Знакомое село у Сиваша, вытоптанные конницей виноградники… Дьяконов едет верхом впереди своих артиллеристов и молча посматривает по сторонам. Наблюдая за тем, что творится вокруг, он все с большей тревогой прислушивается к гомону взбудораженного села. Не хлебом-солью, не радостным колокольным звоном встречают их здесь. На площади полно людей, крики, плач… Возле одного двора столпились мужики, а женщина с печальным лицом, поставив ведро на загату, подносит кружку воды то одному, то другому. Дьяконов почувствовал, что и у него вдруг пересохло во рту. Подъезжая, удивленно разглядывал крестьян. Какие-то необычные они стоят — не так давно приветливые, сейчас почему-то отворачиваются, избегая его взгляда… В ветхой одежде, в соломенных брылях, иные и вовсе с обнаженной головой, у многих на рубахах проступает свежая кровь… И вдруг… Дьяконов не поверил своим глазам: Оленчук! Оленчук дрожащей рукой берет кружку, жадно пьет большими глотками, а руки и плечи почему-то трясутся. Что с ним?
— Оленчук!
Старый батареец не спеша передал кружку товарищу и только после этого поднял глаза на офицера, на спасенное в прошлом году от расправы его благородие. Молча остановил на нем тяжелый, помутневший взгляд.
— Что с тобой, Оленчук?
Оленчук медленно стал задирать рубашку на спине.
— Бейте и вы!
Спина — сплошная кровавая рана… Дьяконов понял, но сам еще не хотел верить своей догадке. Неужели? Неужели снова начинается то же самое? Несмотря на строжайшее предупреждение главнокомандующего насчет произвола и бесчинств?

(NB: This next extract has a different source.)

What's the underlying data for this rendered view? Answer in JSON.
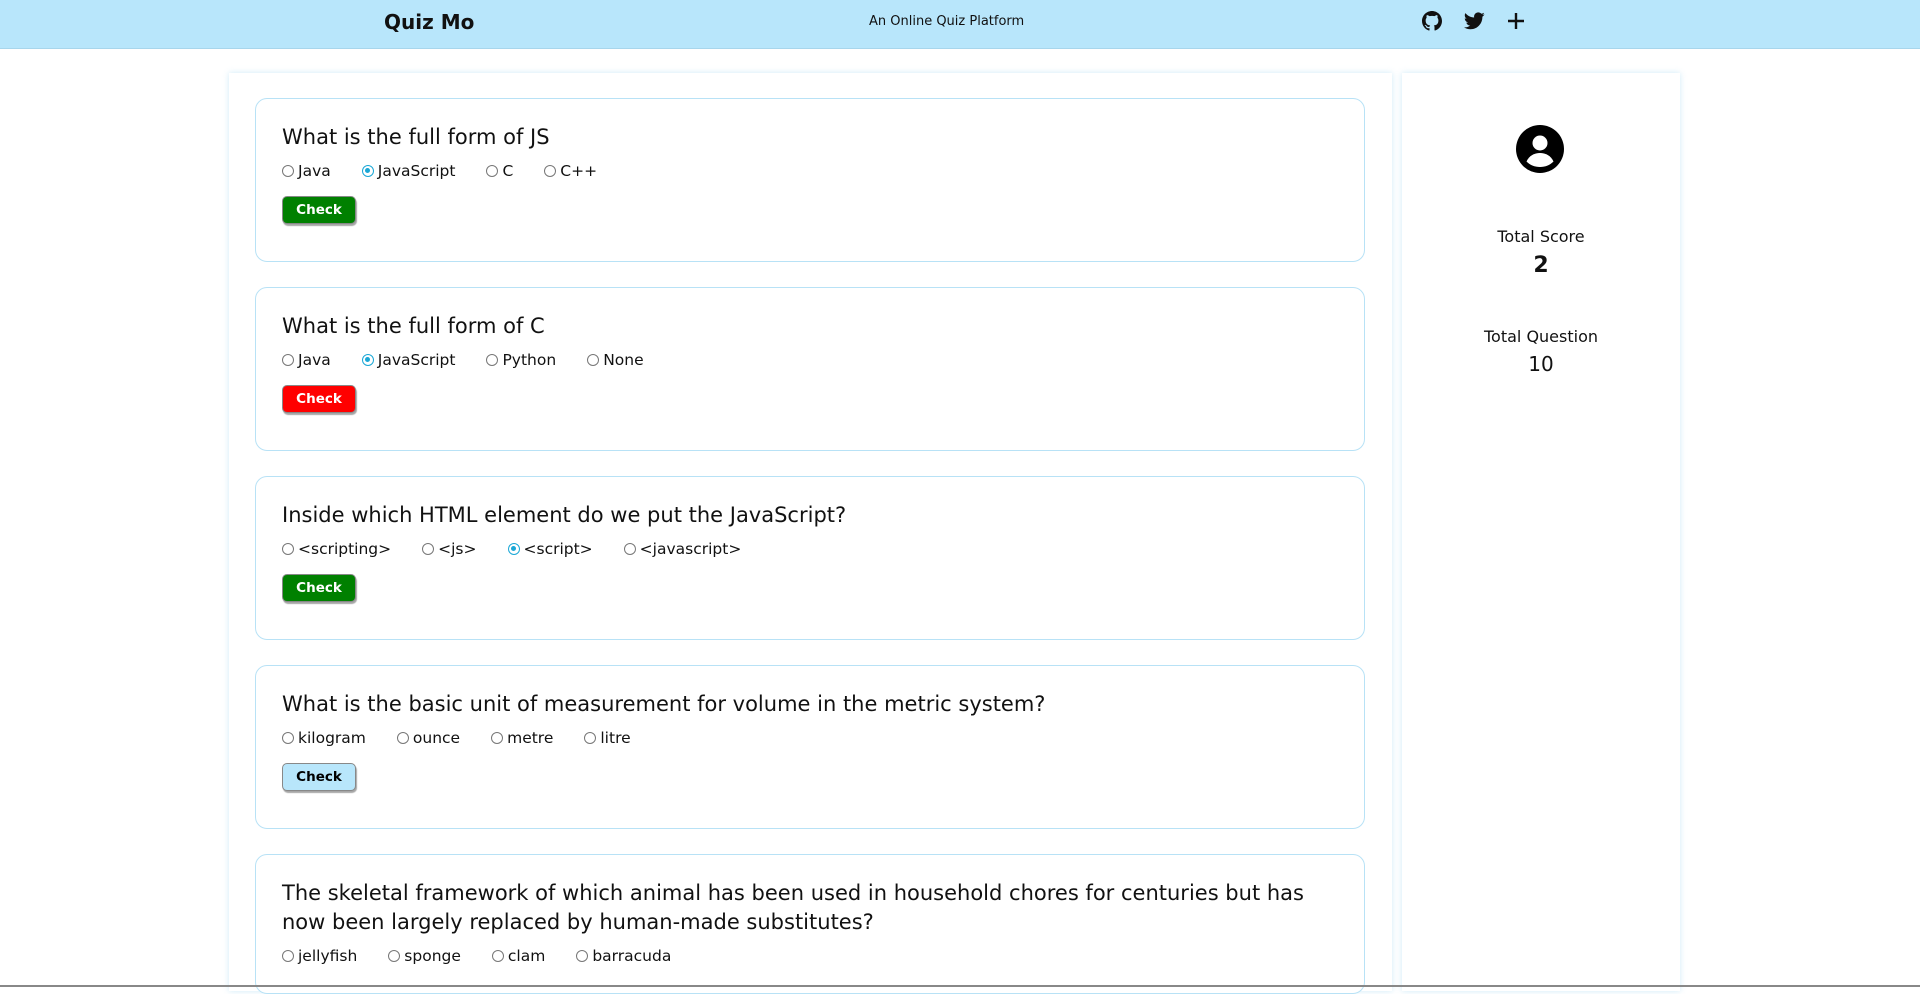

— Кто это его? — спросил он у женщины, раздававшей воду.
— Да это же… ваши. Вон там за церковью свободу раздают. Молодой Фальцфейн за отобранную землю расплачивается.
Дьяконов так дернул коня, что тот вздыбился, сердито махнув на дядьков султаном своего хвоста. Горячая пыль ударила из-под копыт, медленно оседая у мужиков на брылях, на изодранных рубашках, на плечах. Молча глотали пыль дядьки, молча глотал ее и Оленчук, в мрачной, тяжелой задумчивости глядя вслед своему так неожиданно встреченному благородию.
За церковью Дьяконов с разгона осадил коня и невольно скрипнул зубами: знакомая картина! Несколько офицеров, согнав к ограде толпу крестьян, тут же чинят над ними суд и расправу.
— Смеяться, хамье? Только хромые да кривые явились на мобилизацию!
— А сыновья где? Где фронтовики?
И вслед за этим свистящие удары плетей и приглушенный стон…
Дьяконов, пробиваясь сквозь толпу солдат, направил своего коня в самую гущу.
— Кто здесь старший?
И сразу же заметил его — в новых полковничьих погонах, — долговязого молодого аристократа с маленьким, в кулачок, лицом, в пенсне.
— С кем имею че…?
Он не успел еще договорить, как Дьяконов, наседая на него конем, со всего размаху стегнул его по шее арапником — раз, и второй, и третий! Затоптал бы, смешал бы с землей, если бы только не помешали ему. Бросились со всех сторон, гончими повисли на нем, стащили с седла и через мгновение уже обезоружили, сорвали погоны…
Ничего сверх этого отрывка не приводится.